LEARN: Learning End-to-End Aerial Resource-Constrained Multi-Robot Navigation
This addresses navigation challenges for nano-UAV teams in resource-constrained environments, representing a strong specific gain but incremental over existing RL and planning methods.
The paper tackles the problem of multi-UAV navigation in cluttered spaces under severe resource constraints by introducing LEARN, a lightweight reinforcement learning framework that outperforms state-of-the-art planners by 10% in simulation and achieves fully onboard flight on six quadrotors at speeds up to 2.0 m/s.

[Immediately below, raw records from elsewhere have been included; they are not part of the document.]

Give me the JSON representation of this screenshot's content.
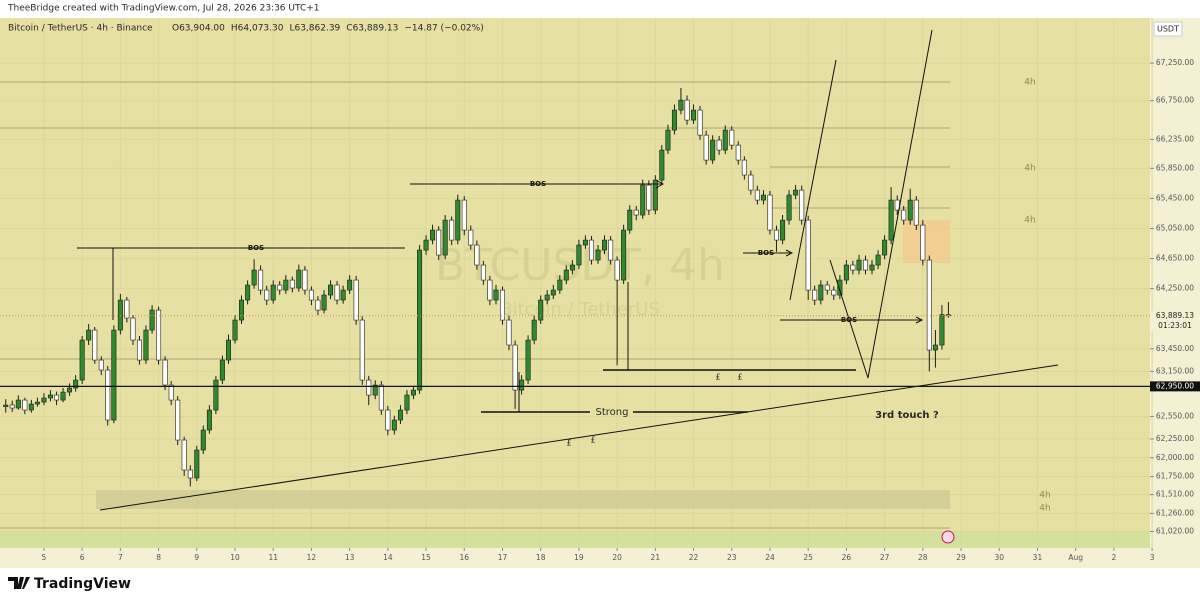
{
  "header": {
    "credit": "TheeBridge created with TradingView.com, Jul 28, 2026 23:36 UTC+1"
  },
  "chart_data": {
    "type": "candlestick",
    "symbol": "Bitcoin / TetherUS · 4h · Binance",
    "ohlc_legend": [
      "O63,904.00",
      "H64,073.30",
      "L63,862.39",
      "C63,889.13",
      "−14.87 (−0.02%)"
    ],
    "watermark": "BTCUSDT, 4h",
    "watermark_sub": "Bitcoin / TetherUS",
    "currency": "USDT",
    "up_color": "#2f8a2f",
    "down_color": "#ffffff",
    "grid": true,
    "xlim": [
      3.85,
      34.05
    ],
    "xticks": [
      5,
      6,
      7,
      8,
      9,
      10,
      11,
      12,
      13,
      14,
      15,
      16,
      17,
      18,
      19,
      20,
      21,
      22,
      23,
      24,
      25,
      26,
      27,
      28,
      29,
      30,
      31,
      {
        "value": 32,
        "label": "Aug"
      },
      {
        "value": 33,
        "label": "2"
      },
      {
        "value": 34,
        "label": "3"
      }
    ],
    "ylim": [
      60800,
      67850
    ],
    "yticks": [
      {
        "value": 67250,
        "label": "67,250.00"
      },
      {
        "value": 66750,
        "label": "66,750.00"
      },
      {
        "value": 66235,
        "label": "66,235.00"
      },
      {
        "value": 65850,
        "label": "65,850.00"
      },
      {
        "value": 65450,
        "label": "65,450.00"
      },
      {
        "value": 65050,
        "label": "65,050.00"
      },
      {
        "value": 64650,
        "label": "64,650.00"
      },
      {
        "value": 64250,
        "label": "64,250.00"
      },
      {
        "value": 63450,
        "label": "63,450.00"
      },
      {
        "value": 63150,
        "label": "63,150.00"
      },
      {
        "value": 62550,
        "label": "62,550.00"
      },
      {
        "value": 62250,
        "label": "62,250.00"
      },
      {
        "value": 62000,
        "label": "62,000.00"
      },
      {
        "value": 61750,
        "label": "61,750.00"
      },
      {
        "value": 61510,
        "label": "61,510.00"
      },
      {
        "value": 61260,
        "label": "61,260.00"
      },
      {
        "value": 61020,
        "label": "61,020.00"
      }
    ],
    "price_tags": [
      {
        "value": 63889.13,
        "label": "63,889.13",
        "countdown": "01:23:01"
      },
      {
        "value": 62950,
        "label": "62,950.00"
      }
    ],
    "annotations": [
      "BOS",
      "BOS",
      "BOS",
      "BOS",
      "Strong",
      "£",
      "£",
      "£",
      "£",
      "3rd touch ?",
      "4h",
      "4h",
      "4h",
      "4h",
      "4h"
    ],
    "x": [
      4,
      4.17,
      4.33,
      4.5,
      4.67,
      4.83,
      5,
      5.17,
      5.33,
      5.5,
      5.67,
      5.83,
      6,
      6.17,
      6.33,
      6.5,
      6.67,
      6.83,
      7,
      7.17,
      7.33,
      7.5,
      7.67,
      7.83,
      8,
      8.17,
      8.33,
      8.5,
      8.67,
      8.83,
      9,
      9.17,
      9.33,
      9.5,
      9.67,
      9.83,
      10,
      10.17,
      10.33,
      10.5,
      10.67,
      10.83,
      11,
      11.17,
      11.33,
      11.5,
      11.67,
      11.83,
      12,
      12.17,
      12.33,
      12.5,
      12.67,
      12.83,
      13,
      13.17,
      13.33,
      13.5,
      13.67,
      13.83,
      14,
      14.17,
      14.33,
      14.5,
      14.67,
      14.83,
      15,
      15.17,
      15.33,
      15.5,
      15.67,
      15.83,
      16,
      16.17,
      16.33,
      16.5,
      16.67,
      16.83,
      17,
      17.17,
      17.33,
      17.5,
      17.67,
      17.83,
      18,
      18.17,
      18.33,
      18.5,
      18.67,
      18.83,
      19,
      19.17,
      19.33,
      19.5,
      19.67,
      19.83,
      20,
      20.17,
      20.33,
      20.5,
      20.67,
      20.83,
      21,
      21.17,
      21.33,
      21.5,
      21.67,
      21.83,
      22,
      22.17,
      22.33,
      22.5,
      22.67,
      22.83,
      23,
      23.17,
      23.33,
      23.5,
      23.67,
      23.83,
      24,
      24.17,
      24.33,
      24.5,
      24.67,
      24.83,
      25,
      25.17,
      25.33,
      25.5,
      25.67,
      25.83,
      26,
      26.17,
      26.33,
      26.5,
      26.67,
      26.83,
      27,
      27.17,
      27.33,
      27.5,
      27.67,
      27.83,
      28,
      28.17,
      28.33,
      28.5,
      28.67
    ],
    "ohlc": [
      [
        62680,
        62780,
        62600,
        62702
      ],
      [
        62702,
        62760,
        62610,
        62662
      ],
      [
        62662,
        62830,
        62640,
        62768
      ],
      [
        62768,
        62800,
        62580,
        62635
      ],
      [
        62635,
        62770,
        62600,
        62715
      ],
      [
        62715,
        62800,
        62680,
        62741
      ],
      [
        62741,
        62860,
        62700,
        62795
      ],
      [
        62795,
        62900,
        62750,
        62835
      ],
      [
        62835,
        62880,
        62700,
        62768
      ],
      [
        62768,
        62930,
        62740,
        62874
      ],
      [
        62874,
        62990,
        62820,
        62928
      ],
      [
        62928,
        63100,
        62880,
        63034
      ],
      [
        63034,
        63620,
        62980,
        63566
      ],
      [
        63566,
        63780,
        63500,
        63699
      ],
      [
        63699,
        63740,
        63250,
        63300
      ],
      [
        63300,
        63350,
        63100,
        63167
      ],
      [
        63167,
        63220,
        62430,
        62502
      ],
      [
        62502,
        63760,
        62460,
        63699
      ],
      [
        63699,
        64180,
        63640,
        64098
      ],
      [
        64098,
        64140,
        63800,
        63859
      ],
      [
        63859,
        63900,
        63500,
        63566
      ],
      [
        63566,
        63620,
        63240,
        63300
      ],
      [
        63300,
        63760,
        63250,
        63699
      ],
      [
        63699,
        64030,
        63650,
        63965
      ],
      [
        63965,
        64010,
        63240,
        63300
      ],
      [
        63300,
        63350,
        62900,
        62968
      ],
      [
        62968,
        63020,
        62700,
        62768
      ],
      [
        62768,
        62820,
        62170,
        62236
      ],
      [
        62236,
        62280,
        61760,
        61837
      ],
      [
        61837,
        61900,
        61620,
        61731
      ],
      [
        61731,
        62160,
        61690,
        62103
      ],
      [
        62103,
        62430,
        62050,
        62369
      ],
      [
        62369,
        62700,
        62320,
        62635
      ],
      [
        62635,
        63090,
        62580,
        63034
      ],
      [
        63034,
        63360,
        62980,
        63300
      ],
      [
        63300,
        63640,
        63250,
        63566
      ],
      [
        63566,
        63900,
        63520,
        63832
      ],
      [
        63832,
        64160,
        63780,
        64098
      ],
      [
        64098,
        64360,
        64040,
        64298
      ],
      [
        64298,
        64640,
        64250,
        64497
      ],
      [
        64497,
        64560,
        64170,
        64231
      ],
      [
        64231,
        64290,
        64030,
        64098
      ],
      [
        64098,
        64360,
        64050,
        64298
      ],
      [
        64298,
        64350,
        64170,
        64231
      ],
      [
        64231,
        64430,
        64180,
        64364
      ],
      [
        64364,
        64410,
        64200,
        64258
      ],
      [
        64258,
        64570,
        64210,
        64497
      ],
      [
        64497,
        64550,
        64170,
        64231
      ],
      [
        64231,
        64280,
        64030,
        64098
      ],
      [
        64098,
        64150,
        63900,
        63965
      ],
      [
        63965,
        64230,
        63920,
        64165
      ],
      [
        64165,
        64360,
        64110,
        64298
      ],
      [
        64298,
        64350,
        64040,
        64098
      ],
      [
        64098,
        64290,
        64050,
        64231
      ],
      [
        64231,
        64430,
        64180,
        64364
      ],
      [
        64364,
        64420,
        63770,
        63832
      ],
      [
        63832,
        63880,
        62970,
        63034
      ],
      [
        63034,
        63090,
        62700,
        62834
      ],
      [
        62834,
        63030,
        62780,
        62968
      ],
      [
        62968,
        63020,
        62570,
        62635
      ],
      [
        62635,
        62690,
        62300,
        62369
      ],
      [
        62369,
        62560,
        62310,
        62502
      ],
      [
        62502,
        62700,
        62450,
        62635
      ],
      [
        62635,
        62900,
        62580,
        62834
      ],
      [
        62834,
        62960,
        62780,
        62901
      ],
      [
        62901,
        64830,
        62850,
        64763
      ],
      [
        64763,
        64960,
        64700,
        64896
      ],
      [
        64896,
        65100,
        64840,
        65029
      ],
      [
        65029,
        65080,
        64630,
        64697
      ],
      [
        64697,
        65230,
        64640,
        65162
      ],
      [
        65162,
        65210,
        64830,
        64896
      ],
      [
        64896,
        65500,
        64840,
        65428
      ],
      [
        65428,
        65480,
        64960,
        65029
      ],
      [
        65029,
        65090,
        64770,
        64830
      ],
      [
        64830,
        64890,
        64500,
        64564
      ],
      [
        64564,
        64620,
        64300,
        64364
      ],
      [
        64364,
        64420,
        64030,
        64098
      ],
      [
        64098,
        64300,
        64040,
        64231
      ],
      [
        64231,
        64280,
        63770,
        63832
      ],
      [
        63832,
        63890,
        63430,
        63500
      ],
      [
        63500,
        63560,
        62650,
        62901
      ],
      [
        62901,
        63100,
        62840,
        63034
      ],
      [
        63034,
        63630,
        62980,
        63566
      ],
      [
        63566,
        63900,
        63510,
        63832
      ],
      [
        63832,
        64160,
        63780,
        64098
      ],
      [
        64098,
        64230,
        64040,
        64165
      ],
      [
        64165,
        64300,
        64110,
        64231
      ],
      [
        64231,
        64430,
        64180,
        64364
      ],
      [
        64364,
        64560,
        64310,
        64497
      ],
      [
        64497,
        64630,
        64440,
        64564
      ],
      [
        64564,
        64900,
        64510,
        64830
      ],
      [
        64830,
        64960,
        64780,
        64896
      ],
      [
        64896,
        64950,
        64570,
        64630
      ],
      [
        64630,
        64830,
        64580,
        64763
      ],
      [
        64763,
        64960,
        64710,
        64896
      ],
      [
        64896,
        64950,
        64570,
        64630
      ],
      [
        64630,
        64680,
        63230,
        64364
      ],
      [
        64364,
        65100,
        64310,
        65029
      ],
      [
        65029,
        65360,
        64980,
        65295
      ],
      [
        65295,
        65350,
        65160,
        65229
      ],
      [
        65229,
        65700,
        65180,
        65628
      ],
      [
        65628,
        65690,
        65230,
        65295
      ],
      [
        65295,
        65760,
        65240,
        65694
      ],
      [
        65694,
        66160,
        65640,
        66093
      ],
      [
        66093,
        66430,
        66040,
        66359
      ],
      [
        66359,
        66700,
        66300,
        66625
      ],
      [
        66625,
        66920,
        66570,
        66758
      ],
      [
        66758,
        66820,
        66430,
        66492
      ],
      [
        66492,
        66700,
        66440,
        66625
      ],
      [
        66625,
        66680,
        66230,
        66292
      ],
      [
        66292,
        66350,
        65900,
        65960
      ],
      [
        65960,
        66290,
        65910,
        66226
      ],
      [
        66226,
        66280,
        66030,
        66093
      ],
      [
        66093,
        66420,
        66040,
        66359
      ],
      [
        66359,
        66410,
        66100,
        66159
      ],
      [
        66159,
        66210,
        65900,
        65960
      ],
      [
        65960,
        66010,
        65700,
        65761
      ],
      [
        65761,
        65820,
        65500,
        65561
      ],
      [
        65561,
        65620,
        65370,
        65428
      ],
      [
        65428,
        65560,
        65370,
        65495
      ],
      [
        65495,
        65550,
        64970,
        65029
      ],
      [
        65029,
        65090,
        64740,
        64896
      ],
      [
        64896,
        65230,
        64840,
        65162
      ],
      [
        65162,
        65560,
        65100,
        65495
      ],
      [
        65495,
        65630,
        65440,
        65561
      ],
      [
        65561,
        65620,
        65100,
        65162
      ],
      [
        65162,
        65220,
        64100,
        64231
      ],
      [
        64231,
        64290,
        64030,
        64098
      ],
      [
        64098,
        64360,
        64040,
        64298
      ],
      [
        64298,
        64350,
        64170,
        64231
      ],
      [
        64231,
        64280,
        64100,
        64165
      ],
      [
        64165,
        64430,
        64110,
        64364
      ],
      [
        64364,
        64630,
        64310,
        64564
      ],
      [
        64564,
        64620,
        64440,
        64497
      ],
      [
        64497,
        64700,
        64440,
        64630
      ],
      [
        64630,
        64690,
        64440,
        64497
      ],
      [
        64497,
        64630,
        64440,
        64564
      ],
      [
        64564,
        64760,
        64510,
        64697
      ],
      [
        64697,
        64960,
        64640,
        64896
      ],
      [
        64896,
        65600,
        64840,
        65428
      ],
      [
        65428,
        65490,
        65230,
        65295
      ],
      [
        65295,
        65350,
        65100,
        65162
      ],
      [
        65162,
        65580,
        65100,
        65428
      ],
      [
        65428,
        65480,
        65030,
        65095
      ],
      [
        65095,
        65160,
        64560,
        64630
      ],
      [
        64630,
        64690,
        63150,
        63433
      ],
      [
        63433,
        63700,
        63200,
        63500
      ],
      [
        63500,
        64030,
        63440,
        63904
      ],
      [
        63904,
        64073.3,
        63862.39,
        63889.13
      ]
    ]
  },
  "footer": {
    "brand": "TradingView"
  }
}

Nano-UAV teams offer great agility yet face severe navigation challenges due to constrained onboard sensing, communication, and computation. Existing approaches rely on high-resolution vision or compute-intensive planners, rendering them infeasible for these platforms. We introduce LEARN, a lightweight, two-stage safety-guided reinforcement learning (RL) framework for multi-UAV navigation in cluttered spaces. Our system combines low-resolution Time-of-Flight (ToF) sensors and a simple motion planner with a compact, attention-based RL policy. In simulation, LEARN outperforms two state-of-the-art planners by $10\%$ while using substantially fewer resources. We demonstrate LEARN's viability on six Crazyflie quadrotors, achieving fully onboard flight in diverse indoor and outdoor environments at speeds up to $2.0 m/s$ and traversing $0.2 m$ gaps.